Этот вопрос ее удивил. Хотя они с Харли встречались уже пару месяцев, Клер не думала, что это известно всем, а главное, считала, что это никого не касается. А уж тем более такого человека, как Кейн Моран.
– Твой дружок, Принцесса. Ты его еще не забыла? Где он?
С этими словами Кейн вытащил пачку сигарет, вытряхнул две и предложил ей закурить. Когда Клер отказалась, он покачал головой, криво усмехнулся, как будто она чем-то его позабавила, и, щелкнув зажигалкой, глубоко затянулся.
– А тебе-то что? – нахмурилась Клер.
– Ничего, – сказал он, выпустив клуб дыма. – Просто поддерживаю вежливый разговор.
Она видела, что он нарочно ее дразнит, но устоять не смогла и ввязалась в спор, как рыбка, клюнувшая на наживку.
– По-моему, это хамский разговор. Кейн пожал плечами:
– Тебе виднее.
– Слушай, я не хочу обсуждать свою личную жизнь с посторонними.
– Я не посторонний, Клер. Я всю свою жизнь прожил на том же озере, что и ты.
– Ты прекрасно понимаешь, что я имею в виду.
– Конечно, понимаю, милочка. – Кейн еще раз затянулся сигаретой и выпустил дым уголком рта. – Конечно, понимаю.

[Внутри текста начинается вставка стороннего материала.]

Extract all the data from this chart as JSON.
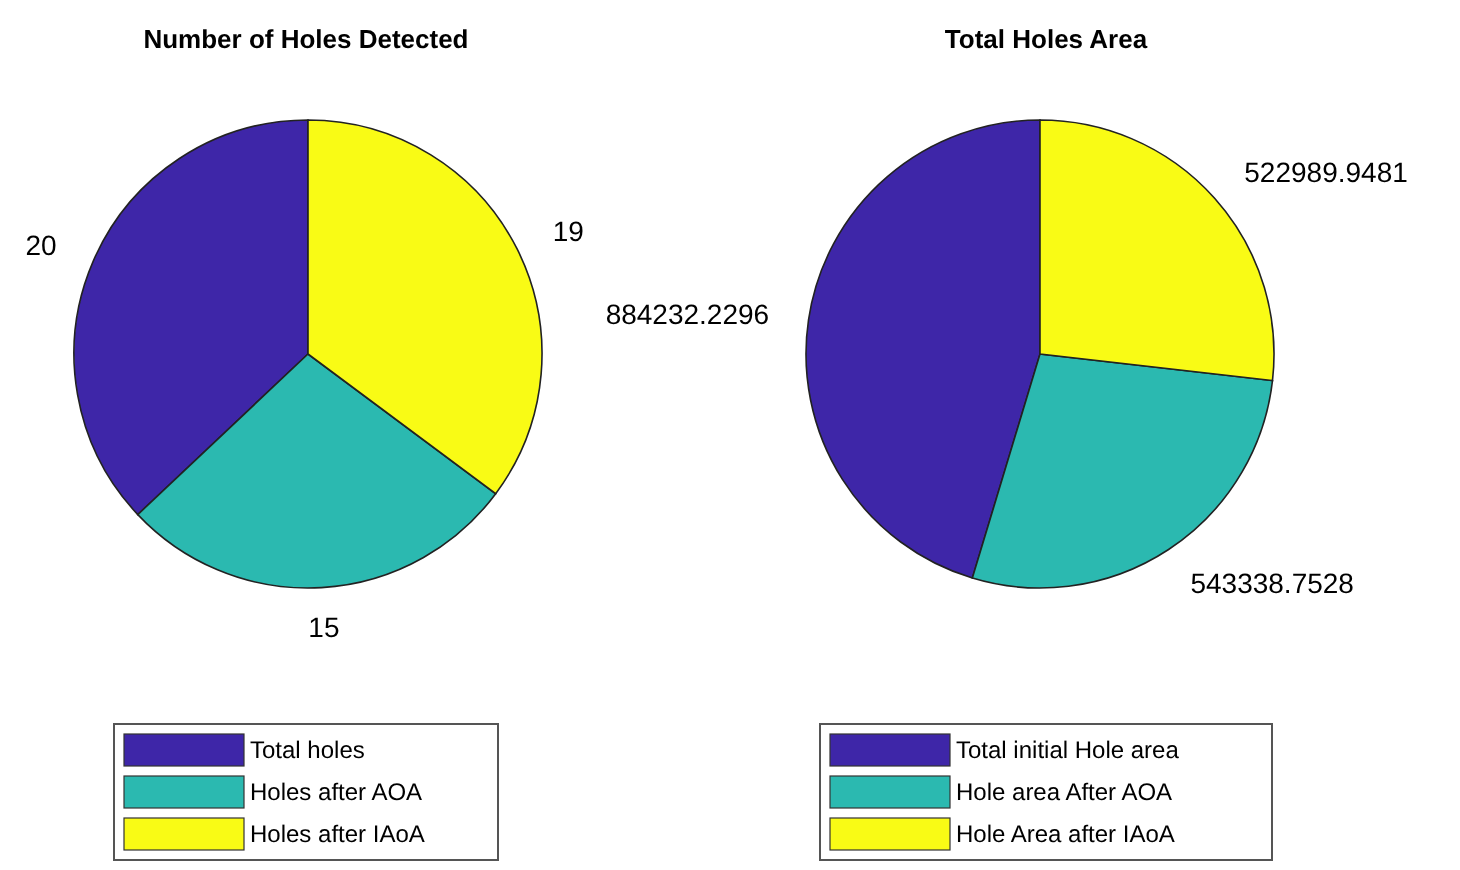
{
  "chart_data": [
    {
      "type": "pie",
      "title": "Number of Holes Detected",
      "categories": [
        "Total holes",
        "Holes after AOA",
        "Holes after IAoA"
      ],
      "values": [
        20,
        15,
        19
      ],
      "colors": [
        "#3e26a8",
        "#2bb9b0",
        "#f9fb15"
      ],
      "data_labels": true,
      "legend": "bottom"
    },
    {
      "type": "pie",
      "title": "Total Holes Area",
      "categories": [
        "Total initial Hole area",
        "Hole area After AOA",
        "Hole Area after IAoA"
      ],
      "values": [
        884232.2296,
        543338.7528,
        522989.9481
      ],
      "colors": [
        "#3e26a8",
        "#2bb9b0",
        "#f9fb15"
      ],
      "data_labels": true,
      "legend": "bottom"
    }
  ]
}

Развивать свою мысль он не стал, просто похлопал Марти по плечу рядом с ее голой ногой и отвернулся. Не говоря больше ни слова, он собрал свои вещи, повесил камеру на шею, закатал остальное в спальный мешок и закрепил его эластичными ремнями на багажнике мотоцикла.
– Хочешь прокатиться?
– Мне есть на чем кататься.
Неожиданно для Клер Кейн поднял камеру, навел на нее и сделал несколько снимков, потом швырнул окурок в потушенный костер и завел мотоцикл. Марти вскинулся на дыбы, когда мотор взревел, но Клер сумела удержаться у него на спине. Ловко петляя по извилистой горной тропе, Кейн Моран исчез, как чертенок в преисподней, растворился в сизом дымке выхлопа, тянувшемся за мотоциклом.
А у Клер осталось смутное ощущение разочарования, сменившееся внезапно нахлынувшим отчаянием. Откуда взялось это отчаяние, она не знала, но оно, безусловно, имело какое-то отношение к Кейну Морану.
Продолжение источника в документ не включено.